Independent brands have an inherent advantage here. Their catalogs tend to be more considered. The buyers and founders often know their pieces deeply — which styles work on which body types, how fabrics behave across seasons, what occasions a piece actually suits. That knowledge exists. It just usually hasn’t made it into the product data.
The gap most small brands don’t realise they have
The reason most independent brands aren’t showing up in AI recommendations isn’t that their products aren’t good enough. It’s that their catalog data doesn’t reflect what they already know about those products.

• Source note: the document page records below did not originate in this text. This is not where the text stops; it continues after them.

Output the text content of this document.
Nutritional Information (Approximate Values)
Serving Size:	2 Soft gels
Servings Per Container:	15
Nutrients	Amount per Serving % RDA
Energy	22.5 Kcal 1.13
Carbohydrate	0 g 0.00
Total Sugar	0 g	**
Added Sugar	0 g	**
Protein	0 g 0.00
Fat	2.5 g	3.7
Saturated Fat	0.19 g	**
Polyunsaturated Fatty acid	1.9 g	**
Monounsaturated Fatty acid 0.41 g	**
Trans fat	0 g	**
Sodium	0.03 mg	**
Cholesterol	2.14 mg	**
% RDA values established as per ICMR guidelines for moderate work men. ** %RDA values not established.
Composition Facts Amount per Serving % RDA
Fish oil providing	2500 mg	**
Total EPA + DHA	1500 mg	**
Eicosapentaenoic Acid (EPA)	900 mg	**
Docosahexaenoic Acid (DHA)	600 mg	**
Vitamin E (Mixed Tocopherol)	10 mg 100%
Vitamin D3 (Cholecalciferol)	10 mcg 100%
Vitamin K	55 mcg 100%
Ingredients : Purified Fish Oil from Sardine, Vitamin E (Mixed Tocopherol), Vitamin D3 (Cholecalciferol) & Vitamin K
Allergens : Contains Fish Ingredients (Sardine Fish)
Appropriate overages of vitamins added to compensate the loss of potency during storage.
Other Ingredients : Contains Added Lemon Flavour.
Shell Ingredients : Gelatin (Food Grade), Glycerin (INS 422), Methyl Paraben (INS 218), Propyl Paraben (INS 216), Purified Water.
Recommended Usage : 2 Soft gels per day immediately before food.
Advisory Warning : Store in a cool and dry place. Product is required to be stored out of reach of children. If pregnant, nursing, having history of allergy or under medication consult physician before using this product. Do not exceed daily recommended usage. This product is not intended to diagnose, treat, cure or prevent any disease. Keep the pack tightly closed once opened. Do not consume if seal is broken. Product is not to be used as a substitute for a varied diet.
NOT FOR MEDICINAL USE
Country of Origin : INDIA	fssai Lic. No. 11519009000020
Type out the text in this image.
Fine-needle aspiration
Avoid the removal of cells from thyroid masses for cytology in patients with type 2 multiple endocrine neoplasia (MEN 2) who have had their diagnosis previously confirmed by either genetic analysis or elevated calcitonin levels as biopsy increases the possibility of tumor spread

A boutique that hand-picks 200 pieces for a specific woman — the one who travels for work, wears a 14, needs clothes that go from client breakfast to dinner without a wardrobe change — has a goldmine of implicit product knowledge. It’s in the buyer’s head, occasionally in the product copy, but rarely structured in a way AI search can actually use.
Translating that knowledge into enriched product data — detailed attributes covering fit, occasion, body type compatibility, colour season, and more — is what makes a catalog AI-legible. It’s a one-time infrastructure investment, not a permanent overhead.
The brands already doing this
The independents showing up in AI recommendations for category queries right now — “best bags for work travel,” “swimsuits for short torsos,” “jewellery for cool undertones,” “linen dresses for a summer wedding” — didn’t get there by luck. They structured their product data to answer the questions their shoppers are actually asking.
They didn’t need to out-scale ASOS. They needed to be more useful than ASOS at answering a specific question for a specific person. That’s a competition they can win — and increasingly are.
The timing matters too. Most big retailers are moving slowly on catalog enrichment because it’s a large, complex, cross-functional project at that scale. Independent brands can move faster. That window won’t stay open indefinitely.
Where to start
The fastest way to see where your catalog stands is an AI visibility audit — it takes about five minutes and shows you how your products perform against the queries your target shopper is actually running. Most brands are surprised by the gaps. Some are surprised to find they’re already showing up.
Either way, you learn something. And for brands with deep product knowledge and a curated catalog, the gap between where they are and where they could be is usually much smaller than they think.
The brands winning AI search right now aren’t the biggest. They’re the most legible. That’s a race worth entering.